A Delegacia Regional de Lagarto prendeu em flagrante a funcionária de uma empresa do ramo financeiro, pela suposta prática do crime de fraude eletrônica. A ação ocorreu na cidade de Lagarto e foi divulgada nesta quinta-feira (23).

De acordo com as investigações iniciais, na terça-feira (21), a vítima procurou a unidade policial após perceber em sua conta a realização de uma transferência via PIX, no valor de R$ 9 mil, sem sua autorização.

Conforme apurado, a suspeita do crime, que trabalhava em uma financeira onde a vítima buscava atendimento para operações de crédito e empréstimos, ficou de posse do aparelho celular da cliente sob o pretexto de realizar um procedimento de portabilidade de empréstimo consignado.

Após o registro da ocorrência, a suspeita, de 26 anos, foi chamada na Delegacia Regional de Lagarto para prestar esclarecimentos. Inicialmente, afirmou desconhecer a pessoa para quem a quantia havia sido transferida. No decorrer das diligências, foram colhidos os depoimentos da vítima e de testemunhas, além de outros elementos informativos, que demonstraram a materialidade do delito e apontaram fundados indícios de autoria.

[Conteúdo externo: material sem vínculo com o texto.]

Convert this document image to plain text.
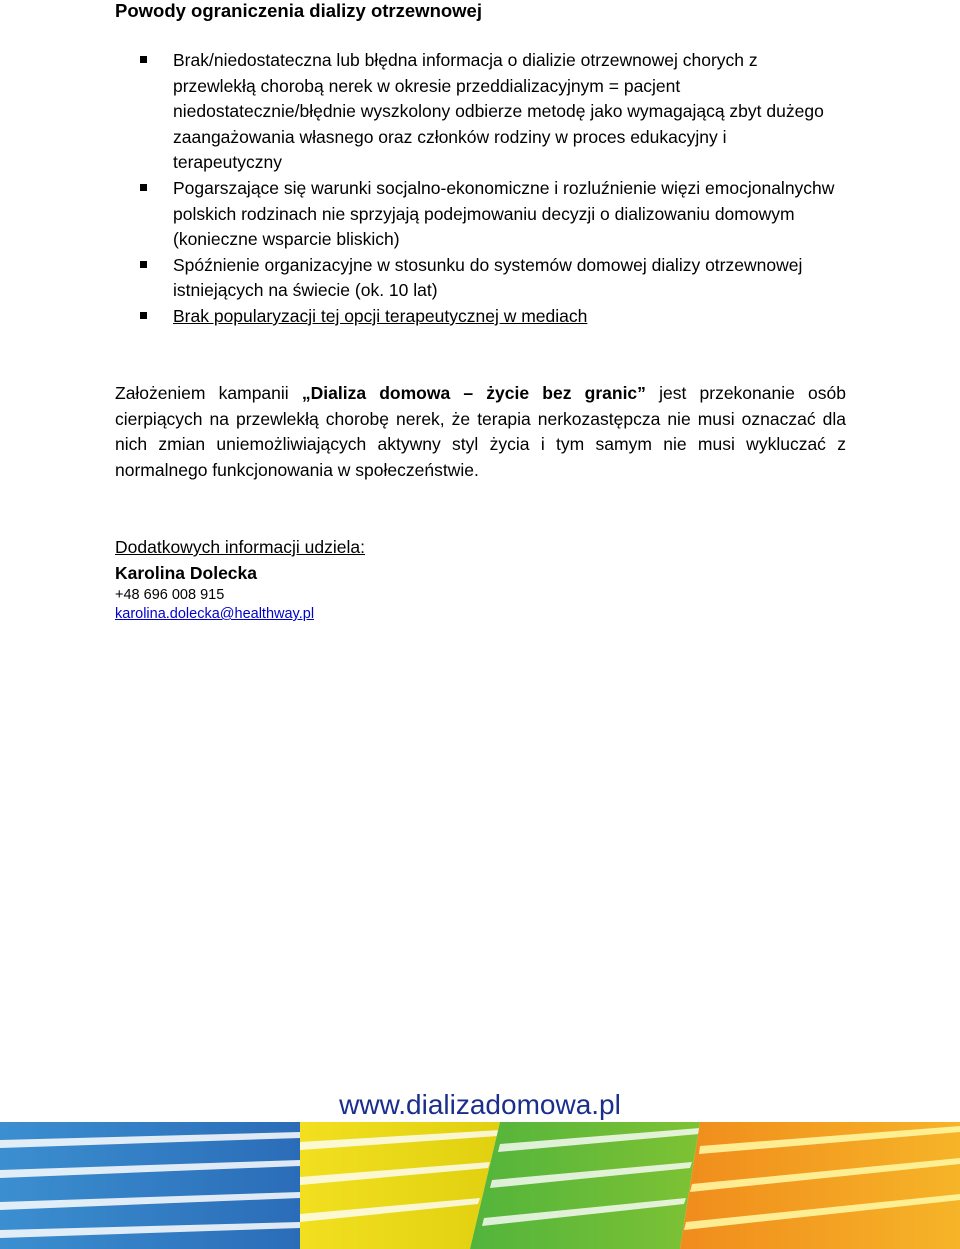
Powody ograniczenia dializy otrzewnowej
Brak/niedostateczna lub błędna informacja o dializie otrzewnowej chorych z przewlekłą chorobą nerek w okresie przeddializacyjnym = pacjent niedostatecznie/błędnie wyszkolony odbierze metodę jako wymagającą zbyt dużego zaangażowania własnego oraz członków rodziny w proces edukacyjny i terapeutyczny
Pogarszające się warunki socjalno-ekonomiczne i rozluźnienie więzi emocjonalnychw polskich rodzinach nie sprzyjają podejmowaniu decyzji o dializowaniu domowym (konieczne wsparcie bliskich)
Spóźnienie organizacyjne w stosunku do systemów domowej dializy otrzewnowej istniejących na świecie (ok. 10 lat)
Brak popularyzacji tej opcji terapeutycznej w mediach
Założeniem kampanii „Dializa domowa – życie bez granic” jest przekonanie osób cierpiących na przewlekłą chorobę nerek, że terapia nerkozastępcza nie musi oznaczać dla nich zmian uniemożliwiających aktywny styl życia i tym samym nie musi wykluczać z normalnego funkcjonowania w społeczeństwie.
Dodatkowych informacji udziela:
Karolina Dolecka
+48 696 008 915
karolina.dolecka@healthway.pl
www.dializadomowa.pl
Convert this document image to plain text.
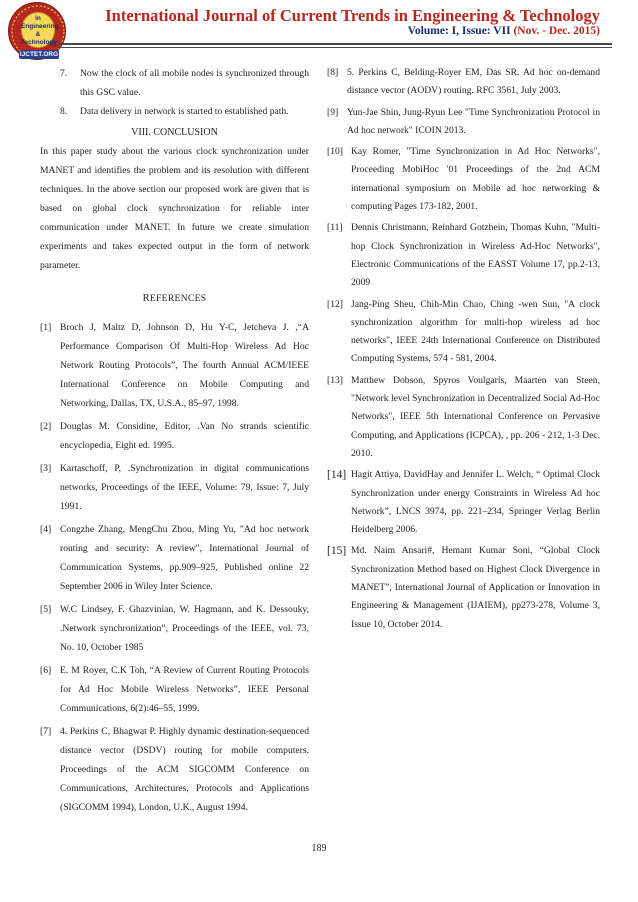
in
Engineering
&
Technology
IJCTET.ORG
International Journal of Current Trends in Engineering & Technology
Volume: I, Issue: VII (Nov. - Dec. 2015)
7. Now the clock of all mobile nodes is synchronized through this GSC value.
8. Data delivery in network is started to established path.
VIII. CONCLUSION

In this paper study about the various clock synchronization under MANET and identifies the problem and its resolution with different techniques. In the above section our proposed work are given that is based on global clock synchronization for reliable inter communication under MANET. In future we create simulation experiments and takes expected output in the form of network parameter.

REFERENCES
[1] Broch J, Maltz D, Johnson D, Hu Y-C, Jetcheva J. ,“A Performance Comparison Of Multi-Hop Wireless Ad Hoc Network Routing Protocols”, The fourth Annual ACM/IEEE International Conference on Mobile Computing and Networking, Dallas, TX, U.S.A., 85–97, 1998.
[2] Douglas M. Considine, Editor, .Van No strands scientific encyclopedia, Eight ed. 1995.
[3] Kartaschoff, P, .Synchronization in digital communications networks, Proceedings of the IEEE, Volume: 79, Issue: 7, July 1991.
[4] Congzhe Zhang, MengChu Zhou, Ming Yu, "Ad hoc network routing and security: A review", International Journal of Communication Systems, pp.909–925, Published online 22 September 2006 in Wiley Inter Science.
[5] W.C Lindsey, F. Ghazvinian, W. Hagmann, and K. Dessouky, .Network synchronization”, Proceedings of the IEEE, vol. 73, No. 10, October 1985
[6] E. M Royer, C.K Toh, “A Review of Current Routing Protocols for Ad Hoc Mobile Wireless Networks”, IEEE Personal Communications, 6(2):46–55, 1999.
[7] 4. Perkins C, Bhagwat P. Highly dynamic destination-sequenced distance vector (DSDV) routing for mobile computers. Proceedings of the ACM SIGCOMM Conference on Communications, Architectures, Protocols and Applications (SIGCOMM 1994), London, U.K., August 1994.
[8] 5. Perkins C, Belding-Royer EM, Das SR. Ad hoc on-demand distance vector (AODV) routing. RFC 3561, July 2003.
[9] Yun-Jae Shin, Jung-Ryun Lee "Time Synchronization Protocol in Ad hoc network" ICOIN 2013.
[10] Kay Romer, "Time Synchronization in Ad Hoc Networks", Proceeding MobiHoc '01 Proceedings of the 2nd ACM international symposium on Mobile ad hoc networking & computing Pages 173-182, 2001.
[11] Dennis Christmann, Reinhard Gotzhein, Thomas Kuhn, "Multi-hop Clock Synchronization in Wireless Ad-Hoc Networks", Electronic Communications of the EASST Volume 17, pp.2-13, 2009
[12] Jang-Ping Sheu, Chih-Min Chao, Ching -wen Sun, "A clock synchronization algorithm for multi-hop wireless ad hoc networks", IEEE 24th International Conference on Distributed Computing Systems, 574 - 581, 2004.
[13] Matthew Dobson, Spyros Voulgaris, Maarten van Steen, "Network level Synchronization in Decentralized Social Ad-Hoc Networks", IEEE 5th International Conference on Pervasive Computing, and Applications (ICPCA), , pp. 206 - 212, 1-3 Dec. 2010.
[14] Hagit Attiya, DavidHay and Jennifer L. Welch, “ Optimal Clock Synchronization under energy Constraints in Wireless Ad hoc Network”, LNCS 3974, pp. 221–234, Springer Verlag Berlin Heidelberg 2006.
[15] Md. Naim Ansari#, Hemant Kumar Soni, “Global Clock Synchronization Method based on Highest Clock Divergence in MANET”, International Journal of Application or Innovation in Engineering & Management (IJAIEM), pp273-278, Volume 3, Issue 10, October 2014.
189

Na ação, ficou constatado que o valor subtraído foi transferido para uma conta bancária em nome de outro cliente da financeira. Durante a apuração, verificou-se que esse cliente sequer tinha conhecimento da existência da referida conta bancária em seu nome, havendo indícios de que a suspeita teria providenciado a abertura da conta sem a autorização do titular, utilizando-a posteriormente para receber os valores oriundos da fraude.

Diante dos elementos reunidos, a suspeita foi presa em flagrante pela suposta prática do crime de fraude eletrônica. As investigações prosseguem para esclarecer todas as circunstâncias dos fatos, e inclusive identificar eventual participação de outras pessoas.

A Polícia Civil orienta o cidadão a nunca fornecer senhas bancárias e nem entregar aparelhos celulares desbloqueados a terceiros para a realização de operações financeiras.